Artist Feature: Jamie McCartney
Embracing the individuality and differences of genitalia.
Sculptor Jamie McCartney challenges the viewer, exploring what most of us wonder about, “How different are my genitals?” He embraces their individuality and differences through many of his projects, specifically The Great Wall of Vagina. Throughout art history there has been a misogynistic approach to what the standard female form looks like, sadly this still exists in the world today. In much of McCartney’s work, he brings to light the insecurities women hold on the aesthetic detail of their genitals. Men, alike, often experience this insecurity, which McCartney also explores in some of his castings. In his Great Wall of Vagina exhibition McCartney cast 400 vaginas, all perfectly unique and individual.

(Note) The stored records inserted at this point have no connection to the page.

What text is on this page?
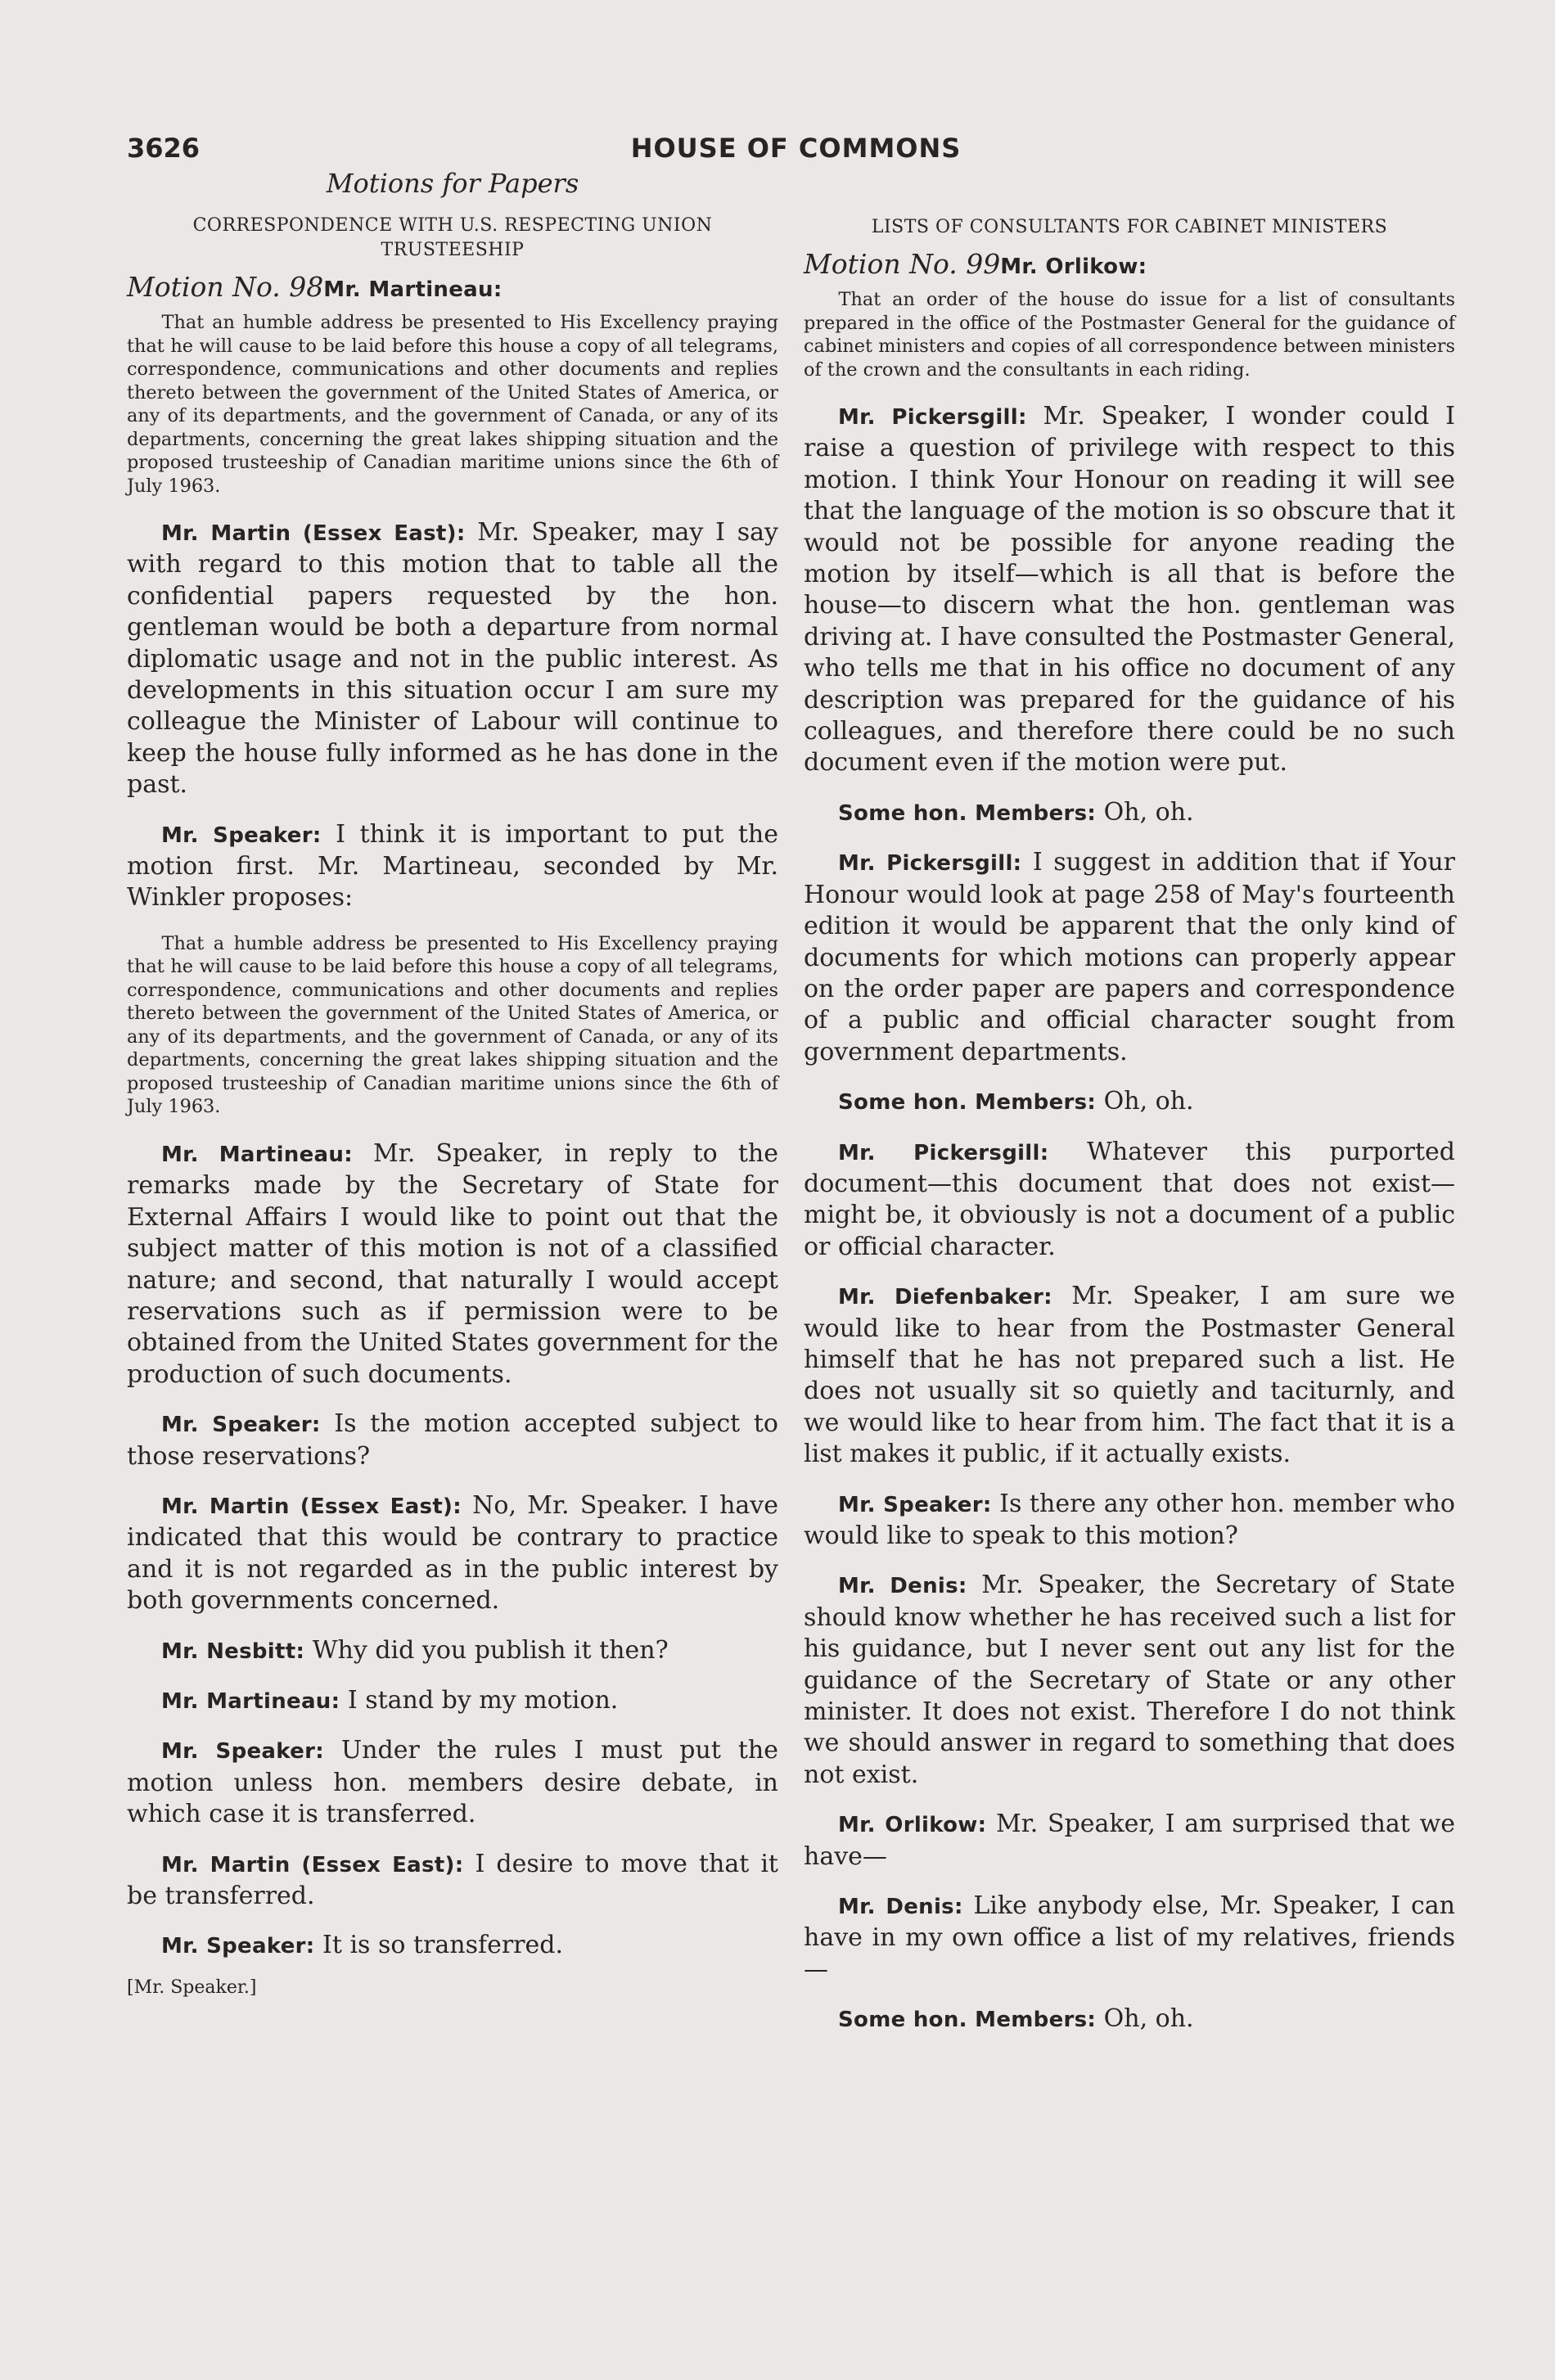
3626	HOUSE OF COMMONS
Motions for Papers
CORRESPONDENCE WITH U.S. RESPECTING UNION TRUSTEESHIP
Motion No. 98Mr. Martineau:
That an humble address be presented to His Excellency praying that he will cause to be laid before this house a copy of all telegrams, correspondence, communications and other documents and replies thereto between the government of the United States of America, or any of its departments, and the government of Canada, or any of its departments, concerning the great lakes shipping situation and the proposed trusteeship of Canadian maritime unions since the 6th of July 1963.
Mr. Martin (Essex East): Mr. Speaker, may I say with regard to this motion that to table all the confidential papers requested by the hon. gentleman would be both a departure from normal diplomatic usage and not in the public interest. As developments in this situation occur I am sure my colleague the Minister of Labour will continue to keep the house fully informed as he has done in the past.
Mr. Speaker: I think it is important to put the motion first. Mr. Martineau, seconded by Mr. Winkler proposes:
That a humble address be presented to His Excellency praying that he will cause to be laid before this house a copy of all telegrams, correspondence, communications and other documents and replies thereto between the government of the United States of America, or any of its departments, and the government of Canada, or any of its departments, concerning the great lakes shipping situation and the proposed trusteeship of Canadian maritime unions since the 6th of July 1963.
Mr. Martineau: Mr. Speaker, in reply to the remarks made by the Secretary of State for External Affairs I would like to point out that the subject matter of this motion is not of a classified nature; and second, that naturally I would accept reservations such as if permission were to be obtained from the United States government for the production of such documents.
Mr. Speaker: Is the motion accepted subject to those reservations?
Mr. Martin (Essex East): No, Mr. Speaker. I have indicated that this would be contrary to practice and it is not regarded as in the public interest by both governments concerned.
Mr. Nesbitt: Why did you publish it then?
Mr. Martineau: I stand by my motion.
Mr. Speaker: Under the rules I must put the motion unless hon. members desire debate, in which case it is transferred.
Mr. Martin (Essex East): I desire to move that it be transferred.
Mr. Speaker: It is so transferred.
[Mr. Speaker.]
LISTS OF CONSULTANTS FOR CABINET MINISTERS
Motion No. 99Mr. Orlikow:
That an order of the house do issue for a list of consultants prepared in the office of the Postmaster General for the guidance of cabinet ministers and copies of all correspondence between ministers of the crown and the consultants in each riding.
Mr. Pickersgill: Mr. Speaker, I wonder could I raise a question of privilege with respect to this motion. I think Your Honour on reading it will see that the language of the motion is so obscure that it would not be possible for anyone reading the motion by itself—which is all that is before the house—to discern what the hon. gentleman was driving at. I have consulted the Postmaster General, who tells me that in his office no document of any description was prepared for the guidance of his colleagues, and therefore there could be no such document even if the motion were put.
Some hon. Members: Oh, oh.
Mr. Pickersgill: I suggest in addition that if Your Honour would look at page 258 of May's fourteenth edition it would be apparent that the only kind of documents for which motions can properly appear on the order paper are papers and correspondence of a public and official character sought from government departments.
Some hon. Members: Oh, oh.
Mr. Pickersgill: Whatever this purported document—this document that does not exist—might be, it obviously is not a document of a public or official character.
Mr. Diefenbaker: Mr. Speaker, I am sure we would like to hear from the Postmaster General himself that he has not prepared such a list. He does not usually sit so quietly and taciturnly, and we would like to hear from him. The fact that it is a list makes it public, if it actually exists.
Mr. Speaker: Is there any other hon. member who would like to speak to this motion?
Mr. Denis: Mr. Speaker, the Secretary of State should know whether he has received such a list for his guidance, but I never sent out any list for the guidance of the Secretary of State or any other minister. It does not exist. Therefore I do not think we should answer in regard to something that does not exist.
Mr. Orlikow: Mr. Speaker, I am surprised that we have—
Mr. Denis: Like anybody else, Mr. Speaker, I can have in my own office a list of my relatives, friends—
Some hon. Members: Oh, oh.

“My artworks demonstrate a career-long commitment to experimentation. Often using the body as inspiration, I work with traditional and novel materials utilizing many of my own processes. Not content with simply making beautiful things, there is often a socio-political agenda in my work, a result of my life as an activist as a young man.”I’m fascinated by the power of emotionally loaded subjects and objects and how to lend that power to my artworks. I’m interested in reprographic processes, dovetailing casts and experimental photography into my working practice. I also like to use humor to break down barriers and encourage public engagement with tricky subjects. No subject is too taboo. When I find something that obsesses me I have to pick at that thread until I can tease out what I am trying to say. I’m no stranger to controversy.”